Definition:
Dissuasive advice given with authority. Compare with diatyposis.
Etymology:
From the Latin, "urging"Examples:
- "Never look down on anybody unless you're helping him up."
(Jesse Jackson) - "At one early, glittering dinner party at Buckingham Palace, the trembling hand of a nervous waiter spilled a spoonful of decidedly hot soup down my neck. How could I manage to ease his mind and turn his embarrassed apologies into a smile, except to put on a pretended frown and say, without thinking: 'Never darken my Dior again!'"
(Beatrice Lillie, Every Other Inch a Lady, 1973) - "Never give all the heart."
(William Butler Yeats) - "Never give in. Never give in. Never, never, never, never--in nothing, great or small, large or petty--never give in, except to convictions of honor and good sense. Never yield to force. Never yield to the apparently overwhelming might of the enemy."

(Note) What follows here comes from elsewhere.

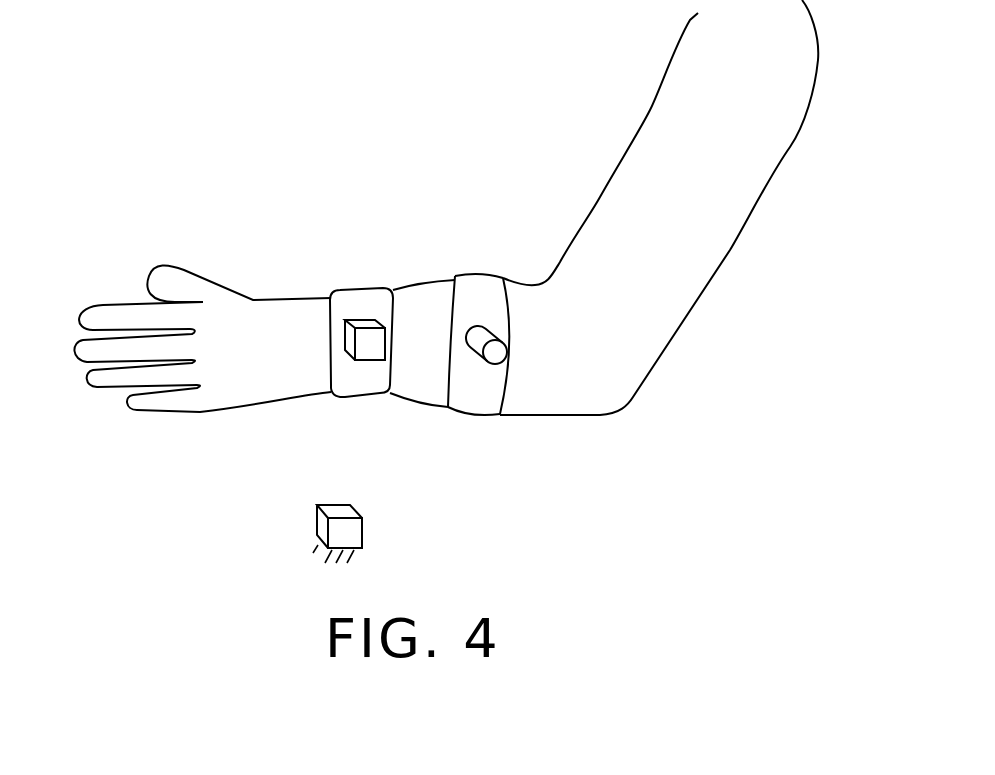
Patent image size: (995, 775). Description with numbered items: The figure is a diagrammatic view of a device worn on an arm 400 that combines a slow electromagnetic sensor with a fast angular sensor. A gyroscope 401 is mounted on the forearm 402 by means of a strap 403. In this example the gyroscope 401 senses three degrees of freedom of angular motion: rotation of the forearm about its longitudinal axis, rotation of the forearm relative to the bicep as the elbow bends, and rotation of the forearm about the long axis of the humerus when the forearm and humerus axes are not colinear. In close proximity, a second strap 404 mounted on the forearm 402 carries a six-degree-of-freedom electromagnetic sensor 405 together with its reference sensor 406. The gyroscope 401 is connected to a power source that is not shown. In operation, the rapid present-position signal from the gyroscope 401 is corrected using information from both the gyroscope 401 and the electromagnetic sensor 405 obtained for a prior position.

(Winston Churchill, speech to the students of Harrow School, October 29, 1941) - "Never put anything on paper, my boy, and never trust a man with a small black moustache."
(P.G. Wodehouse) - "If you want more time in your life, don't watch TV."
(Bob Keeshan, aka Captain Kangaroo) - "Never answer an anonymous letter."
(Yogi Berra) - "The best advice one can offer to both press and public is the suggestion Ronald Reagan himself gave to students in Chicago: 'Don't let me get away with it. Check me out. Don't be the sucker generation."
(James Nathan Miller) - "Behind me, I heard a young woman of 25 say, 'If it weren't for my horse, I wouldn't have spent that year in college.' Do NOT think about that statement too long or blood will shoot out your nose."
(comedian Lewis Black) - "Never play cards with a man called Doc. Never eat at a place called Mom's. Never sleep with anyone whose troubles are worse than your own."